First-time visitors to Atlantic City are often surprised to find that it has a beach at all—much less a broad, 4-mile stretch of sand where seagulls soar, waves roll in, surfers glide and children toddle through the shallows. But back in the 1850s, long before the casinos arrived, Atlantic City got its start as a retreat for saltwater bathing, then believed to cure a multitude of ailments. The first boardwalk ever was built here in 1870, as a favor to beachside hotel owners irked by the sand tracked in on their Oriental carpets by careless guests. What started as an 8-foot-wide wooden promenade is now 60 feet wide and 4 miles long—and still a place to see and be seen.

Atlantic City’s beaches are handicap accessible, via ramps from the Boardwalk, and have public restrooms and showers at frequent intervals. You can surf off three designated beaches and fish (for free) from the jetties. Several locations rent lounge chairs, and a number of the casino hotels operate summer beach bars for those who prefer to do their relaxing with a frosty beer (and maybe some live music). With all this, why spend your summer days indoors?

The Atlantic City Boardwalk loaned its name to Boardwalk Empire, the HBO series based on real-life tales of the city’s Prohibition days. The show has inspired a new interest in Atlantic City history, and the Roaring Twenties Trolley Tour is the best way to explore it. Over the years many of the city’s historic buildings have fallen to the wrecking ball, but this tour searches out the spots that still remain.

Passengers board the vehicle—a varnished-wood replica of a Victorian trolley—for a 4-hour excursion that takes in such sights as the Ritz, a former hotel (now condos) where notorious crime boss Nucky Johnson once sprawled over the entire ninth floor. You’ll also pass by the still operational Absecon Light, which your guide will tell you is the country’s third-largest lighthouse, having withstood every storm since 1857. And you’ll see two of the original boathouses used by Prohibition-era rumrunners—your guide might describe the “alcohol abuse” that took place when federal agents poured out confiscated hooch onto the beach.

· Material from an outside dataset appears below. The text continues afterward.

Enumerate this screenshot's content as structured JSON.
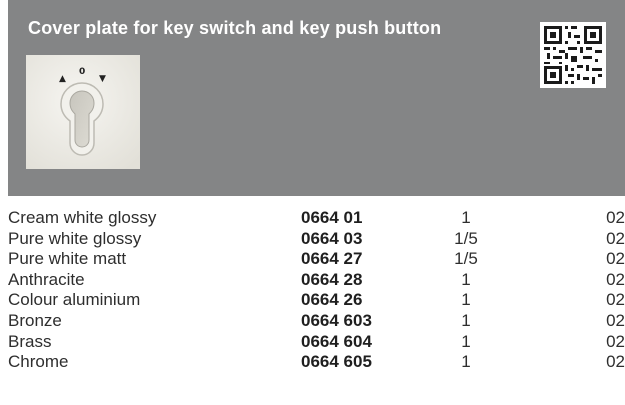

Atlantic City’s modest but sweet aquarium scores points with kids who like to get up close with marine creatures. It’s located in a stand-alone building on Gardner’s Basin. Much of the display space is devoted to touch tanks, home to creatures such as white spotted bamboo sharks, epaulette sharks and chocolate chip sea stars. In other tanks, look for beady-eyed piranhas, diamondback terrapins, a massive red-tail boa and some good-size red and green iguanas. The star resident is a giant loggerhead sea turtle named Groman, who weighed in at 180 pounds at his last checkup. After your aquarium tour, consider a cruise on one of the sightseeing and whale-watching boats that tie up in Gardner’s Basin, or stop by the roadhouse-style Back Bay Ale House for lunch.

The last few decades have handed Atlantic City some economic challenges, and there are plenty of empty lots to prove it. But development has picked up. Revel  casino hotel opened up just about two years ago, with 1,100 rooms, 12 restaurants, a spa and a 5,500-seat arena—making it AC’s biggest hotel to date. And unlike most of the properties in town, it’s making the most of its oceanfront location: A 2-acre sixth-floor deck will have cabanas, fire pits and gardens with 30,000 trees and plants. Even the lobby, also on sixth floor, will offer water views. It could be that “Atlantic” will once again be the operative word in the “Atlantic City” name.

NOTE: Information may have changed since publication. Please confirm key details before planning your trip.